Second, as we have explained, the trial court reached the correct result by factually distinguishing Zuckerman as applying at a time when there had not yet developed a market for natural gas storage leases. Zuckerman did not purport to constrain valuation methodology for natural gas storage leases in California regardless of whether a market developed. (See 189 Cal.App.3d at p. 1121.) Thus, Zuckerman provides no support for Southam's argument a volume-based valuation method should be allowed when a developed market in California invariably uses a different metric. (Id. at pp. 1128, 1135.)

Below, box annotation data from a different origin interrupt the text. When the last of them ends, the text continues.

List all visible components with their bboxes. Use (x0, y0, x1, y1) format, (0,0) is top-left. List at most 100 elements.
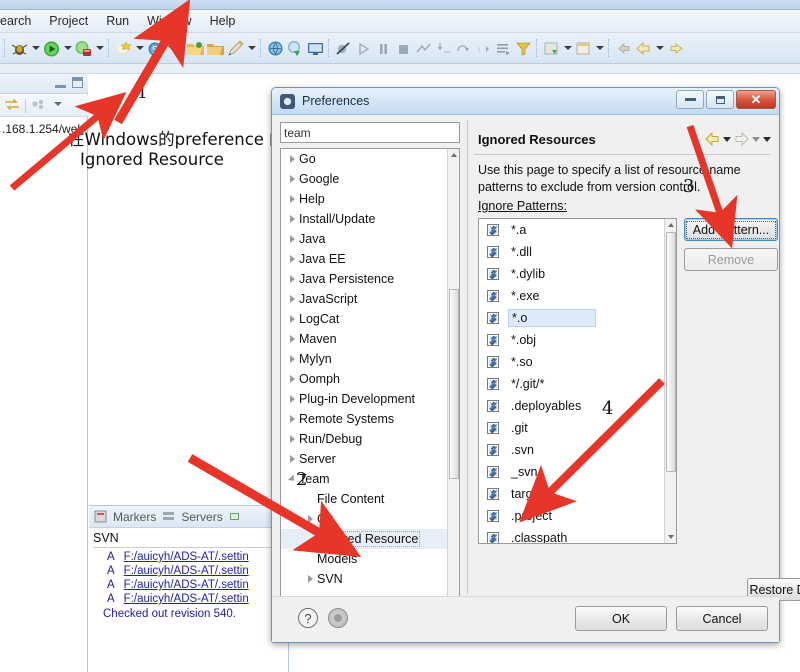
tree-item-logcat[interactable]: LogCat (281, 309, 447, 329)
pattern-checkbox[interactable]: ✓ (487, 488, 499, 500)
tree-item-server[interactable]: Server (281, 449, 447, 469)
forward-history-dropdown-icon[interactable] (752, 136, 760, 142)
patterns-scroll-thumb[interactable] (666, 232, 676, 472)
filter-funnel-icon[interactable] (514, 39, 533, 58)
step-over-icon[interactable] (454, 39, 473, 58)
table-row[interactable]: A F:/auicyh/ADS-AT/.settin (89, 578, 288, 592)
menu-item-run[interactable]: Run (97, 12, 138, 30)
chevron-right-icon[interactable] (303, 575, 317, 583)
pattern-row[interactable]: ✓ _svn (479, 461, 663, 483)
svn-path-link[interactable]: F:/auicyh/ADS-AT/.settin (124, 579, 249, 591)
pattern-row[interactable]: ✓ .git (479, 417, 663, 439)
chevron-right-icon[interactable] (285, 235, 299, 243)
tree-item-ignored-resource[interactable]: Ignored Resource (281, 529, 447, 549)
pattern-row[interactable]: ✓ */.git/* (479, 373, 663, 395)
pattern-row[interactable]: ✓ *.obj (479, 329, 663, 351)
main-toolbar[interactable]: S (0, 33, 800, 64)
chevron-right-icon[interactable] (285, 375, 299, 383)
tree-item-git[interactable]: Git (281, 509, 447, 529)
chevron-right-icon[interactable] (285, 395, 299, 403)
pattern-row[interactable]: ✓ *.dylib (479, 263, 663, 285)
tree-item-java-ee[interactable]: Java EE (281, 249, 447, 269)
chevron-right-icon[interactable] (285, 255, 299, 263)
tab-markers[interactable]: Markers (113, 510, 156, 524)
pattern-row[interactable]: ✓ *.exe (479, 285, 663, 307)
tree-item-plug-in-development[interactable]: Plug-in Development (281, 389, 447, 409)
pattern-row[interactable]: ✓ .svn (479, 439, 663, 461)
dialog-titlebar[interactable]: Preferences ✕ (272, 88, 779, 115)
back-history-dropdown-icon[interactable] (723, 136, 731, 142)
forward-arrow-icon[interactable] (666, 39, 685, 58)
tree-item-install-update[interactable]: Install/Update (281, 209, 447, 229)
pattern-checkbox[interactable]: ✓ (487, 532, 499, 543)
pattern-row[interactable]: ✓ .deployables (479, 395, 663, 417)
menu-item-window[interactable]: Window (138, 12, 200, 30)
remove-pattern-button[interactable]: Remove (684, 248, 778, 271)
pattern-checkbox[interactable]: ✓ (487, 422, 499, 434)
back-arrow-grey-icon[interactable] (614, 39, 633, 58)
new-wizard-icon[interactable] (114, 39, 133, 58)
chevron-right-icon[interactable] (285, 335, 299, 343)
terminate-icon[interactable] (394, 39, 413, 58)
table-row[interactable]: A F:/auicyh/ADS-AT/.settin (89, 550, 288, 564)
view-menu-icon[interactable] (52, 98, 64, 113)
chevron-right-icon[interactable] (303, 515, 317, 523)
maximize-view-icon[interactable] (72, 77, 83, 88)
pattern-checkbox[interactable]: ✓ (487, 378, 499, 390)
globe-icon[interactable] (266, 39, 285, 58)
search-s-icon[interactable]: S (146, 39, 165, 58)
perspective-icon[interactable] (542, 39, 561, 58)
globe-run-icon[interactable] (286, 39, 305, 58)
pattern-row[interactable]: ✓ *.o (479, 307, 663, 329)
chevron-right-icon[interactable] (285, 275, 299, 283)
folder-icon[interactable] (206, 39, 225, 58)
tree-item-run-debug[interactable]: Run/Debug (281, 429, 447, 449)
run-icon[interactable] (42, 39, 61, 58)
link-icon[interactable] (31, 97, 47, 115)
debug-bug-icon[interactable] (10, 39, 29, 58)
sync-icon[interactable] (4, 97, 20, 115)
perspective-dropdown-arrow[interactable] (562, 39, 573, 57)
menu-item-help[interactable]: Help (201, 12, 245, 30)
svn-path-link[interactable]: F:/auicyh/ADS-AT/.settin (124, 551, 249, 563)
external-tools-dropdown-arrow[interactable] (94, 39, 105, 57)
step-into-icon[interactable] (434, 39, 453, 58)
run-external-tools-icon[interactable] (74, 39, 93, 58)
forward-history-icon[interactable] (734, 131, 749, 147)
minimize-view-icon[interactable] (55, 77, 66, 88)
pattern-checkbox[interactable]: ✓ (487, 466, 499, 478)
tree-vertical-scrollbar[interactable] (447, 149, 459, 608)
new-wizard-dropdown-arrow[interactable] (134, 39, 145, 57)
run-dropdown-arrow[interactable] (62, 39, 73, 57)
patterns-scroll-up-arrow[interactable] (665, 219, 676, 231)
window-dropdown-arrow[interactable] (594, 39, 605, 57)
help-icon[interactable]: ? (298, 608, 318, 628)
back-arrow-icon[interactable] (634, 39, 653, 58)
tree-item-java[interactable]: Java (281, 229, 447, 249)
bottom-view-tabs[interactable]: Markers Servers (89, 506, 288, 528)
pattern-checkbox[interactable]: ✓ (487, 400, 499, 412)
pattern-row[interactable]: ✓ .project (479, 505, 663, 527)
add-pattern-button[interactable]: Add Pattern... (684, 218, 778, 241)
ok-button[interactable]: OK (575, 606, 667, 631)
tree-scroll-up-arrow[interactable] (448, 149, 459, 161)
tree-item-remote-systems[interactable]: Remote Systems (281, 409, 447, 429)
chevron-right-icon[interactable] (285, 455, 299, 463)
open-folder-icon[interactable] (186, 39, 205, 58)
svn-path-link[interactable]: F:/auicyh/ADS-AT/.settin (124, 565, 249, 577)
filter-list-icon[interactable] (494, 39, 513, 58)
pattern-checkbox[interactable]: ✓ (487, 246, 499, 258)
back-dropdown-arrow[interactable] (654, 39, 665, 57)
table-row[interactable]: A F:/auicyh/ADS-AT/.settin (89, 592, 288, 606)
pattern-checkbox[interactable]: ✓ (487, 510, 499, 522)
chevron-right-icon[interactable] (285, 195, 299, 203)
chevron-right-icon[interactable] (285, 415, 299, 423)
pattern-row[interactable]: ✓ target (479, 483, 663, 505)
minimize-button[interactable] (676, 90, 704, 109)
pattern-checkbox[interactable]: ✓ (487, 312, 499, 324)
pattern-checkbox[interactable]: ✓ (487, 444, 499, 456)
tree-item-help[interactable]: Help (281, 189, 447, 209)
search-dropdown-arrow[interactable] (166, 39, 177, 57)
chevron-right-icon[interactable] (285, 175, 299, 183)
svn-path-link[interactable]: F:/auicyh/ADS-AT/.settin (124, 593, 249, 605)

Testimony of Southam and Bertholf

Southam asserts his own testimony as well as that of his expert, Bertholf, should have been admitted to prove Southam's property “held 43% of the gas storage sands.” We deem the assertion forfeited for lack of any lack of legal analysis or citation to any legal authority. “To demonstrate error, appellant must present meaningful legal analysis supported by citations to authority and citations to facts in the record that support the claim of error. (City of Lincoln v. Barringer (2002) 102 Cal.App.4th 1211, 1239, fn. 16; In re Marriage of Nichols (1994) 27 Cal.App.4th 661, 672-673, fn. 3.) When a point is asserted without argument and authority for the proposition, „ it is deemed to be without foundation and requires no discussion by the reviewing court.' (Atchley v. City of Fresno [ (1984) ] 151 Cal.App.3d [635,] 647; accord, Berger v. Godden [ (1985) ] 163 Cal.App.3d [1113,] 1117 [„failure of appellant to advance any pertinent or intelligible legal argument ․ constitute[s] an abandonment of the [claim of error'].)” (In re S.C. (2006) 138 Cal.App.4th 396, 408.)

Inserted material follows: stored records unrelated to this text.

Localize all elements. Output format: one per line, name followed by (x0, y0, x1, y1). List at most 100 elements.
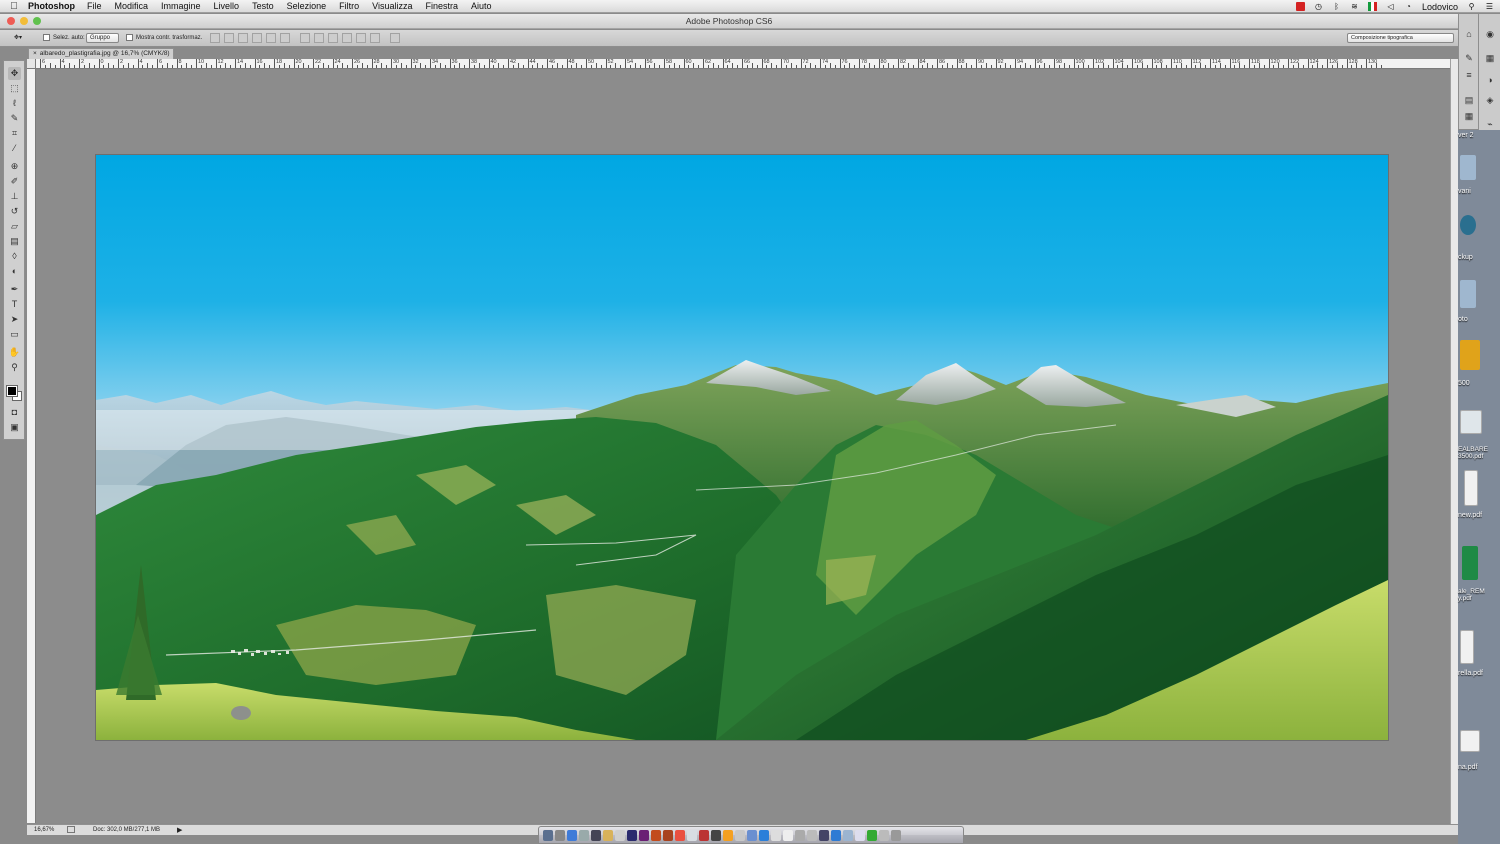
pdf-file-icon[interactable] (1460, 410, 1482, 434)
menu-modifica[interactable]: Modifica (115, 1, 149, 11)
bluetooth-icon[interactable]: ᛒ (1332, 2, 1341, 11)
dock-app-icon[interactable] (891, 829, 901, 841)
history-brush-icon[interactable]: ↺ (8, 205, 21, 218)
time-machine-icon[interactable]: ◷ (1314, 2, 1323, 11)
eyedropper-icon[interactable]: ⁄ (8, 142, 21, 155)
adjustments-panel-icon[interactable]: ◑ (1484, 74, 1496, 86)
move-tool-icon[interactable]: ✥ (8, 67, 21, 80)
crop-tool-icon[interactable]: ⌗ (8, 127, 21, 140)
dock-app-icon[interactable] (759, 829, 769, 841)
pdf-file-icon[interactable] (1460, 730, 1480, 752)
dock-app-icon[interactable] (579, 829, 589, 841)
marquee-tool-icon[interactable]: ⬚ (8, 82, 21, 95)
auto-select-option[interactable]: Selez. auto: (43, 34, 85, 41)
time-machine-icon[interactable] (1460, 215, 1476, 235)
distribute-right-icon[interactable] (370, 33, 380, 43)
dock-app-icon[interactable] (699, 829, 709, 841)
lasso-tool-icon[interactable]: ℓ (8, 97, 21, 110)
transform-controls-option[interactable]: Mostra contr. trasformaz. (126, 34, 202, 41)
gradient-icon[interactable]: ▤ (8, 235, 21, 248)
vertical-scrollbar[interactable] (1450, 59, 1458, 824)
eraser-icon[interactable]: ▱ (8, 220, 21, 233)
dock-app-icon[interactable] (807, 829, 817, 841)
menu-filtro[interactable]: Filtro (339, 1, 359, 11)
folder-icon[interactable] (1460, 280, 1476, 308)
menu-livello[interactable]: Livello (214, 1, 240, 11)
dock-app-icon[interactable] (651, 829, 661, 841)
swatches-panel-icon[interactable]: ▦ (1484, 52, 1496, 64)
dock-app-icon[interactable] (855, 829, 865, 841)
align-right-icon[interactable] (280, 33, 290, 43)
menu-testo[interactable]: Testo (252, 1, 274, 11)
mini-bridge-icon[interactable]: ⌂ (1463, 28, 1475, 40)
close-tab-icon[interactable]: × (33, 49, 37, 59)
dock-app-icon[interactable] (819, 829, 829, 841)
foreground-color-swatch[interactable] (6, 385, 18, 397)
dock-app-icon[interactable] (747, 829, 757, 841)
hand-tool-icon[interactable]: ✋ (8, 346, 21, 359)
document-canvas[interactable] (96, 155, 1388, 740)
stamp-tool-icon[interactable]: ⊥ (8, 190, 21, 203)
dock-app-icon[interactable] (627, 829, 637, 841)
distribute-left-icon[interactable] (342, 33, 352, 43)
menu-finestra[interactable]: Finestra (425, 1, 458, 11)
align-top-icon[interactable] (210, 33, 220, 43)
dock-app-icon[interactable] (591, 829, 601, 841)
spotlight-icon[interactable]: ⚲ (1467, 2, 1476, 11)
align-left-icon[interactable] (252, 33, 262, 43)
auto-select-dropdown[interactable]: Gruppo (86, 33, 119, 43)
move-tool-preset-icon[interactable]: ✥▾ (14, 34, 22, 41)
dock-app-icon[interactable] (615, 829, 625, 841)
dock-app-icon[interactable] (771, 829, 781, 841)
dock-app-icon[interactable] (843, 829, 853, 841)
status-menu-arrow-icon[interactable]: ▶ (177, 826, 182, 834)
menu-aiuto[interactable]: Aiuto (471, 1, 492, 11)
proof-icon[interactable] (67, 826, 75, 833)
dock-app-icon[interactable] (603, 829, 613, 841)
apple-icon[interactable]:  (0, 1, 28, 12)
menu-file[interactable]: File (87, 1, 102, 11)
vertical-ruler[interactable] (27, 69, 36, 823)
wifi-icon[interactable]: ≋ (1350, 2, 1359, 11)
menu-selezione[interactable]: Selezione (287, 1, 327, 11)
dock-app-icon[interactable] (663, 829, 673, 841)
pen-tool-icon[interactable]: ✒ (8, 283, 21, 296)
shape-tool-icon[interactable]: ▭ (8, 328, 21, 341)
paths-panel-icon[interactable]: ⌁ (1484, 118, 1496, 130)
usb-drive-icon[interactable] (1460, 340, 1480, 370)
pdf-file-icon[interactable] (1460, 630, 1474, 664)
transform-controls-checkbox[interactable] (126, 34, 133, 41)
folder-icon[interactable] (1460, 155, 1476, 180)
dock-app-icon[interactable] (711, 829, 721, 841)
align-hcenter-icon[interactable] (266, 33, 276, 43)
path-select-icon[interactable]: ➤ (8, 313, 21, 326)
distribute-top-icon[interactable] (300, 33, 310, 43)
dock-app-icon[interactable] (555, 829, 565, 841)
pdf-file-icon[interactable] (1464, 470, 1478, 506)
align-bottom-icon[interactable] (238, 33, 248, 43)
excel-file-icon[interactable] (1462, 546, 1478, 580)
blur-icon[interactable]: ◊ (8, 250, 21, 263)
dock-app-icon[interactable] (543, 829, 553, 841)
zoom-level[interactable]: 16,67% (34, 827, 54, 833)
styles-panel-icon[interactable]: ◈ (1484, 94, 1496, 106)
workspace-dropdown[interactable]: Composizione tipografica (1347, 33, 1454, 43)
screen-mode-icon[interactable]: ▣ (8, 421, 21, 434)
menu-visualizza[interactable]: Visualizza (372, 1, 412, 11)
dock-app-icon[interactable] (567, 829, 577, 841)
auto-select-checkbox[interactable] (43, 34, 50, 41)
distribute-hcenter-icon[interactable] (356, 33, 366, 43)
color-panel-icon[interactable]: ◉ (1484, 28, 1496, 40)
type-tool-icon[interactable]: T (8, 298, 21, 311)
clock-icon[interactable]: ◔ (1404, 2, 1413, 11)
dock-app-icon[interactable] (867, 829, 877, 841)
horizontal-ruler[interactable]: 6 4 2 0 2 4 6 8 10 12 14 16 18 20 22 24 26 28 30 32 34 36 38 40… (36, 59, 1450, 69)
quick-select-icon[interactable]: ✎ (8, 112, 21, 125)
menu-immagine[interactable]: Immagine (161, 1, 201, 11)
dock-app-icon[interactable] (735, 829, 745, 841)
dock-app-icon[interactable] (879, 829, 889, 841)
brush-tool-icon[interactable]: ✐ (8, 175, 21, 188)
notes-icon[interactable]: ▦ (1463, 110, 1475, 122)
align-vcenter-icon[interactable] (224, 33, 234, 43)
distribute-vcenter-icon[interactable] (314, 33, 324, 43)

Southam's Opportunity to Advance its Theory of the Case

The entirety of Southam's next contention consists of the following sentence: “Southam was entitled to have [its] fact based theory of his case go to the jury.” The contention is forfeited for lack of any analysis or a single citation to the appellate record. (City of Lincoln v. Barringer (2002) 102 Cal.App.4th 1211, 1239, fn. 16; Miller v. Superior Court (2002) 101 Cal.App.4th 728, 743 [failure to cite to the record waives the claim of error].)


“Fallacy” in Referring to Other Owners of the Project

Southam claims mathematical errors favored nearby landowners at his expense. The argument contains no legal analysis or legal authority in support and is therefore forfeited. (In re S.C., supra, 138 Cal.App.4th at p. 408; City of Lincoln v. Barringer, supra, 102 Cal.App.4th at p. 1239, fn. 16.)

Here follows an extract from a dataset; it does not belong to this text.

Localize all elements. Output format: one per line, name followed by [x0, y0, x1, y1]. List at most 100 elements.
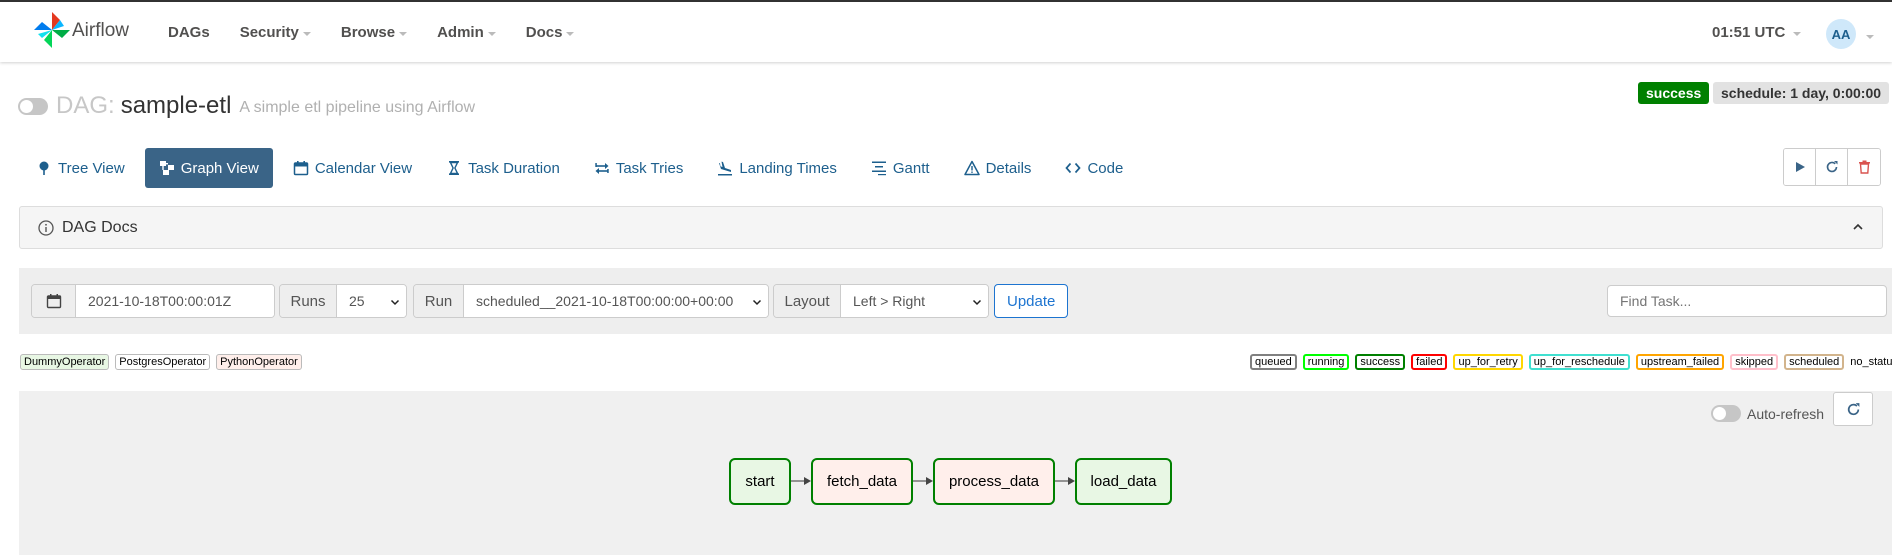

Allocation of 11.18 Percent of the 4 Percent of AGI to Southam

Finally, Southam asserts his Fifth Amendment right to just compensation was undermined by “Central Valley's allocation of 11.18% of 4% of the AGI” to him. The assertion is forfeited for lack of meaningful analysis or any citation to the appellate record. (City of Lincoln v. Barringer, supra, 102 Cal.App.4th at p. 1239, fn. 16; Miller v. Superior Court, supra, 101 Cal.App.4th at p. 743.)


The judgment is affirmed. Central Valley Gas Storage LLC shall recover its costs on appeal. (Cal. Rules of Court, rule 8.278(a)(1) & (2).)


We concur: HULL, Acting P. J. RENNER, J.